The Business Journal, March 5, 2001


Printer-friendly version

By Heidi J. Stout

An historic warehouse on the edge of the Pearl District will the converted to 164 lofts if the Portland Historic Landmarks Commission approves a $32 million renovation of the $5 million property March 12.

This is one of the final hurdles that must be cleared by the building's owner, Evergreen Northern LLC of Portland, before construction can begin next month on the Marshall Wells Lofts.

The building was once a Marshall Wells Hardware Company warehouse, covering the block between Northwest Lovejoy Street, Northwest Kearney Street and Northwest 14th and 15th Avenues. It was added to the National Register of Historic Places in 1989.

"This project is different than other Pearl District developments because it's a real loft," said Evergreen Northern owner Robert Ball. "Others have to imitate the loft feel--we can give them the real thing."

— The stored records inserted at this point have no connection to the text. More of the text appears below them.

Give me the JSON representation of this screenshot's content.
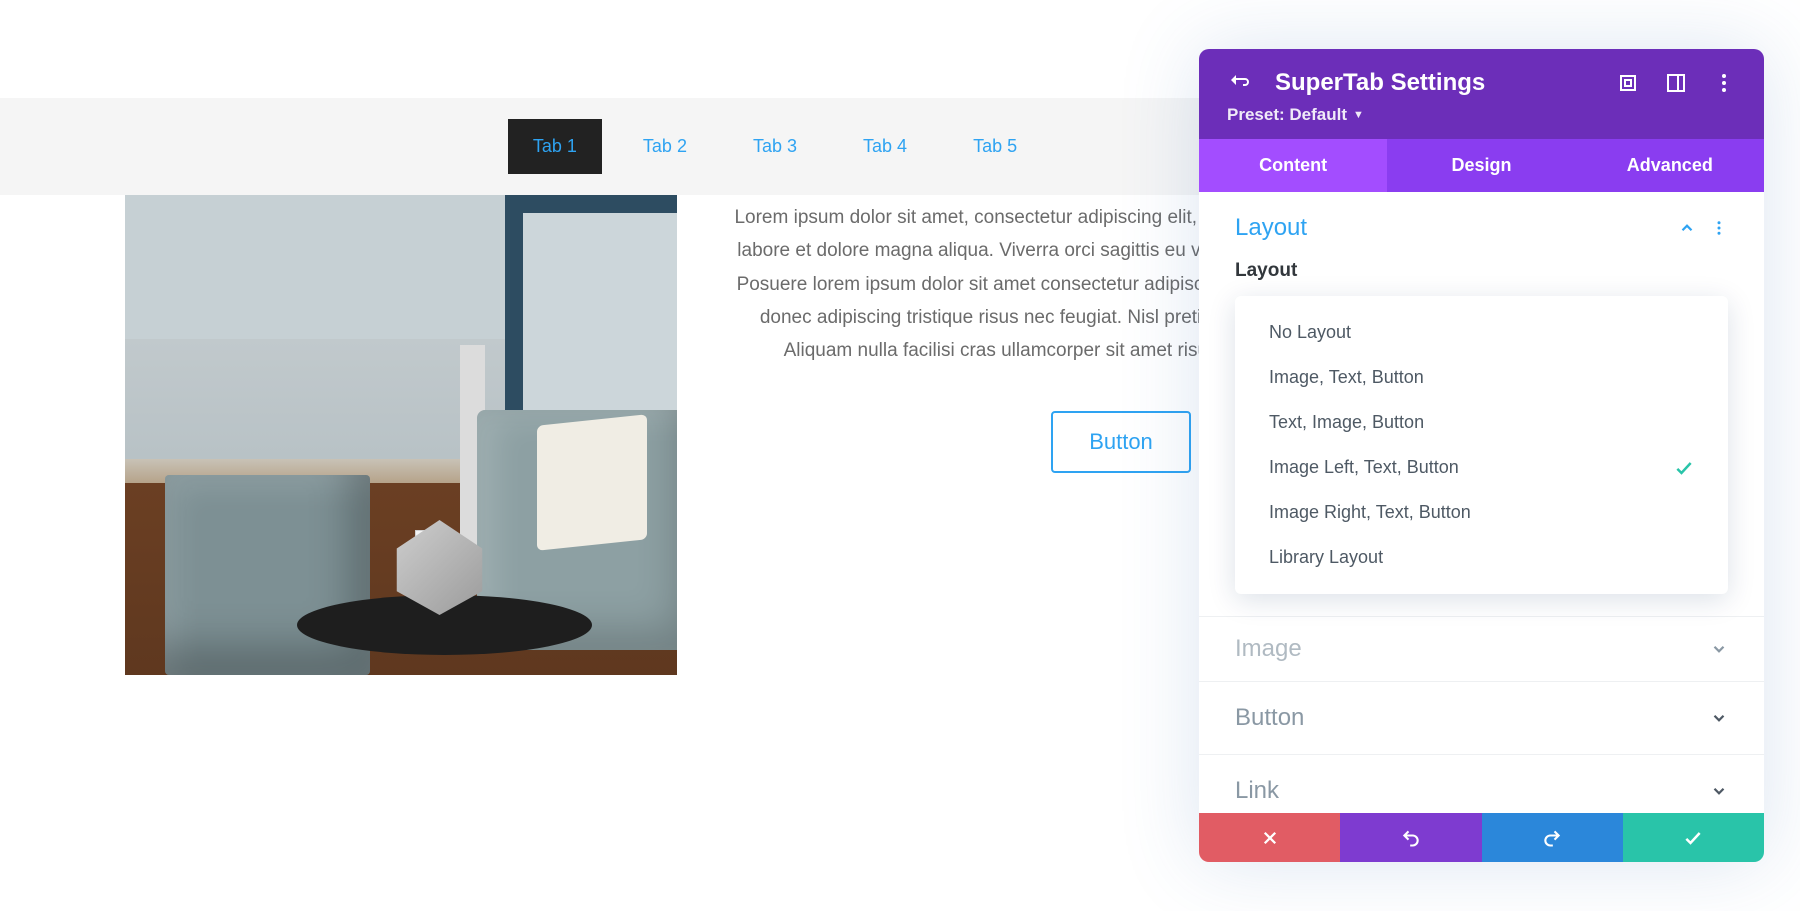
{
  "tabs": {
    "items": [
      "Tab 1",
      "Tab 2",
      "Tab 3",
      "Tab 4",
      "Tab 5"
    ],
    "activeIndex": 0
  },
  "content": {
    "paragraph": "Lorem ipsum dolor sit amet, consectetur adipiscing elit, sed do eiusmod tempor incididunt ut labore et dolore magna aliqua. Viverra orci sagittis eu volutpat odio facilisis mauris sit amet. Posuere lorem ipsum dolor sit amet consectetur adipiscing elit. Aenean sed adipiscing diam donec adipiscing tristique risus nec feugiat. Nisl pretium fusce id velit ut tortor pretium. Aliquam nulla facilisi cras ullamcorper sit amet risus nullam eget. Eleifend quam.",
    "button_label": "Button"
  },
  "panel": {
    "title": "SuperTab Settings",
    "preset_label": "Preset: Default",
    "tabs": [
      "Content",
      "Design",
      "Advanced"
    ],
    "activeTab": 0,
    "sections": {
      "layout": {
        "title": "Layout",
        "field_label": "Layout",
        "options": [
          "No Layout",
          "Image, Text, Button",
          "Text, Image, Button",
          "Image Left, Text, Button",
          "Image Right, Text, Button",
          "Library Layout"
        ],
        "selectedIndex": 3
      },
      "image_title": "Image",
      "button_title": "Button",
      "link_title": "Link"
    }
  }
}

One- and two-bedroom condominiums and two-story, 2,800-square-foot penthouses are planned for the building, designed by architect Daniel Burnham in 1910. The smallest 633-square-foot units are expected to sell for $130,000 and higher.

Changes such as retail space, mezzanine-level parking and repainting will be seen at the street level, but the most substantial change is a 4,500-square-foot hole cut in the center of the building from the roof to the third floor.

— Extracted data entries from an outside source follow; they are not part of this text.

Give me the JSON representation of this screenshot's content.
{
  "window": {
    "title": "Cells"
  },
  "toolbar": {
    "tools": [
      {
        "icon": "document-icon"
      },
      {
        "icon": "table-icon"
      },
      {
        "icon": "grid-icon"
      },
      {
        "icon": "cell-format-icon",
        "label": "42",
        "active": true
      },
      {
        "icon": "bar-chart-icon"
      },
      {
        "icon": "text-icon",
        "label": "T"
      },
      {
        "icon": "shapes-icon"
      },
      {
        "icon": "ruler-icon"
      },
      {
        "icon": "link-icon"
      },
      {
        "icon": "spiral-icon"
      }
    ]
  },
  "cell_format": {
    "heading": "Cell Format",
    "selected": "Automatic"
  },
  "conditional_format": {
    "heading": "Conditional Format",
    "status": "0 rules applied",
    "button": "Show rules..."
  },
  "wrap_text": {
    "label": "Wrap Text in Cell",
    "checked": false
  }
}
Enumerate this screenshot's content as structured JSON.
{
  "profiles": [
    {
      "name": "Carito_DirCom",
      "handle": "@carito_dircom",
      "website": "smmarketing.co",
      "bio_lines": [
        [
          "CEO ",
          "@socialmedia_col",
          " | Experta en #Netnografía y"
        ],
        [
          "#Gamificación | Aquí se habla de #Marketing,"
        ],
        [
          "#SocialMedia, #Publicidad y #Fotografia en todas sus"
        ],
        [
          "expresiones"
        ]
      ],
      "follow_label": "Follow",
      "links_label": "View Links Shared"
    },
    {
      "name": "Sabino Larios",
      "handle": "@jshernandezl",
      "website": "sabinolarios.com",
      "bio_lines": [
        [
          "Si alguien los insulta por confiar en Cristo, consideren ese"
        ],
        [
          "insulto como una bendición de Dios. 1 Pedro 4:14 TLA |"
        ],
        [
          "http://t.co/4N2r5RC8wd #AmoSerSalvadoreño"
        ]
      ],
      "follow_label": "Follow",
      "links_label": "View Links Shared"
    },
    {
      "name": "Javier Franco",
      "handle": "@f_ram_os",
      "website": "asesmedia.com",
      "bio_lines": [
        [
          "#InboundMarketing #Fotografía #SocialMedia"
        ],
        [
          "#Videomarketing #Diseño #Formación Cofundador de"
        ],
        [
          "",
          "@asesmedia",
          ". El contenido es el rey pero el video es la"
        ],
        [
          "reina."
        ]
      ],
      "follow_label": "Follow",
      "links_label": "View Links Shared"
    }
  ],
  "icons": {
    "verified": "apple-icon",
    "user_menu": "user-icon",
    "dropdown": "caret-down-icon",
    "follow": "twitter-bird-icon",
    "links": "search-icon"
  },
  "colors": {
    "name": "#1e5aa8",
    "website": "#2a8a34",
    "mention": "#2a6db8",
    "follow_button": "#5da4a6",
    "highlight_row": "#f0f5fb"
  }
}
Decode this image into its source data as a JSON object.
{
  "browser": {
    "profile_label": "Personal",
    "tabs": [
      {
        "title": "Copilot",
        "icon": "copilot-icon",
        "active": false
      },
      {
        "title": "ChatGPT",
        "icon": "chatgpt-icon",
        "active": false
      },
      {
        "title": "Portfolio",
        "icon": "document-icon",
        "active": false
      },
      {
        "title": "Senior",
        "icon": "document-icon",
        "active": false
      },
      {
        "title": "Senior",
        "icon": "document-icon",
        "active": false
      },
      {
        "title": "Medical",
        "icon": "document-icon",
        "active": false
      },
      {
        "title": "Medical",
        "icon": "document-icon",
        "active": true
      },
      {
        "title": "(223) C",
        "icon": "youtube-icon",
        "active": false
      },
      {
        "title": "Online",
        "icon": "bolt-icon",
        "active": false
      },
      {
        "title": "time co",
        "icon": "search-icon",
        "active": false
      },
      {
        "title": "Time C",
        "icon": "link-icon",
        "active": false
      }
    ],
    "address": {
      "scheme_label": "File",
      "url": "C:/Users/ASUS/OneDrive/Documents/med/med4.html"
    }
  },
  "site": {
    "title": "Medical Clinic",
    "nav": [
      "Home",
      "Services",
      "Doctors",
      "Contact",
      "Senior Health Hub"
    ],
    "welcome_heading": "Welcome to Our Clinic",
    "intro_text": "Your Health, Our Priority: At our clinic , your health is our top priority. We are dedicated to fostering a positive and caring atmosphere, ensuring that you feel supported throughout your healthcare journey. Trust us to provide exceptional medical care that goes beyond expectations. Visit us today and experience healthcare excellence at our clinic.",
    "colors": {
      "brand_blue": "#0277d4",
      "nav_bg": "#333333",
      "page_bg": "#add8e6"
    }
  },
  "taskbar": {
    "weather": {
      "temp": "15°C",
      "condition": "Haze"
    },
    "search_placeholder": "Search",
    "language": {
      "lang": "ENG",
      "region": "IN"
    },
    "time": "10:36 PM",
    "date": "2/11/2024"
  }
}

The courtyard provides ventilation and light to 12 one-bedroom lofts located on each floor of the building's interior.

The historic landmarks commission has already approved phase one of the loft project, which will include 164 units, 188 parking spaces, 40 bicycle spaces in a total of 310,800 square feet when it is completed in May or June of 2002.
Phase two of the proposal includes a mezzanine level between the first and second floor for parking and addition of a penthouse floor above the seventh floor to accommodate the second floor of 19 units.

"I'm not really a traditional developer, I consider myself a historic preservationist," said Ball, who also refurbished The American apartments at Northwest 21st Avenue and Johnson Street. "I take older buildings and I try to rehabilitate or restore them. The Marshall Wells is a beautiful project, but the building is in very poor condition."

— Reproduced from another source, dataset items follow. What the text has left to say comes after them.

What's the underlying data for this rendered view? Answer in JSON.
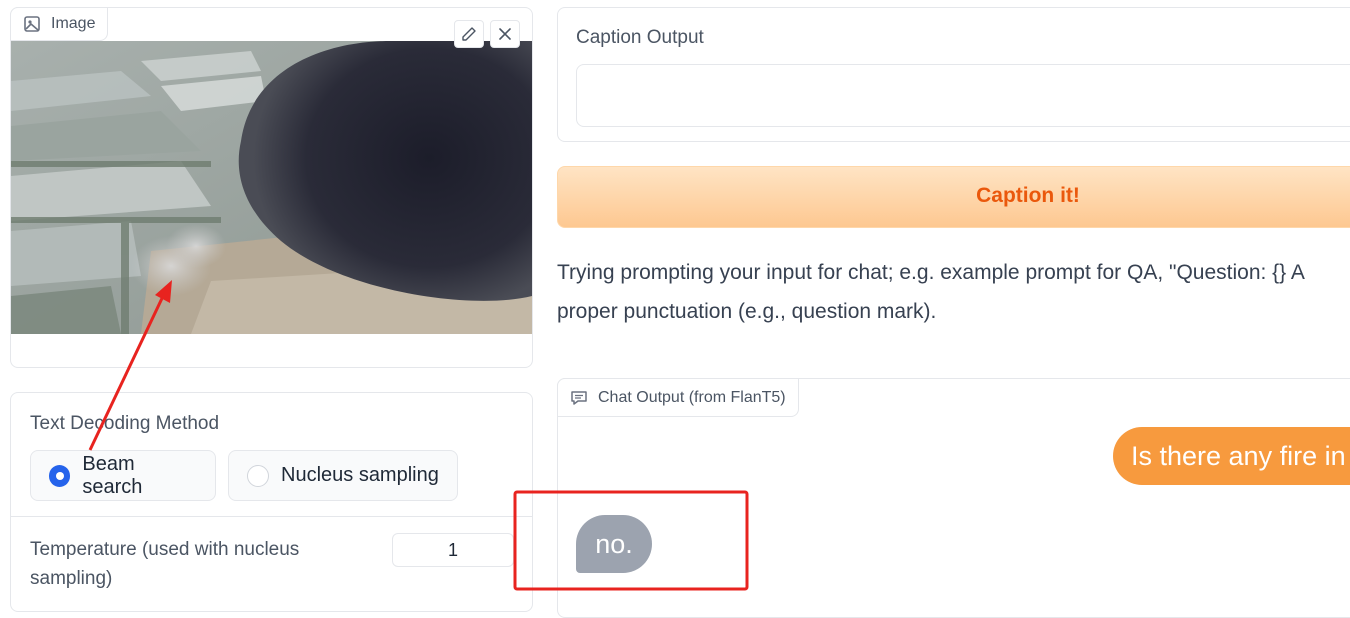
{
  "image_panel": {
    "label": "Image",
    "label_icon": "image-icon",
    "edit_icon": "pencil-icon",
    "clear_icon": "close-icon"
  },
  "decoding": {
    "label": "Text Decoding Method",
    "options": [
      "Beam search",
      "Nucleus sampling"
    ],
    "selected": "Beam search",
    "accent": "#2563eb"
  },
  "temperature": {
    "label": "Temperature (used with nucleus sampling)",
    "value": "1"
  },
  "caption_output": {
    "label": "Caption Output",
    "value": ""
  },
  "caption_button": {
    "label": "Caption it!",
    "text_color": "#ea580c"
  },
  "prompt_tip": {
    "text": "Trying prompting your input for chat; e.g. example prompt for QA, \"Question: {} A proper punctuation (e.g., question mark)."
  },
  "chat": {
    "label": "Chat Output (from FlanT5)",
    "label_icon": "chat-icon",
    "messages": [
      {
        "role": "user",
        "text": "Is there any fire in",
        "color": "#f79a3e"
      },
      {
        "role": "bot",
        "text": "no.",
        "color": "#9ca3af"
      }
    ]
  },
  "annotations": {
    "color": "#e8231f"
  }
}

The warehouse is the only surviving building of three owned by the Marshall Wells company. It housed mill, mining and railroad supplies and goods from cutlery and saddlery to stoves and sporting goods.

Pearl District Neighborhood Association spokeswoman Guenevere Millius said renovation of the dilapidated, dreary warehouse is welcome.

"This is one of the better uses we've seen," she said. "It will bring life to the neighborhood."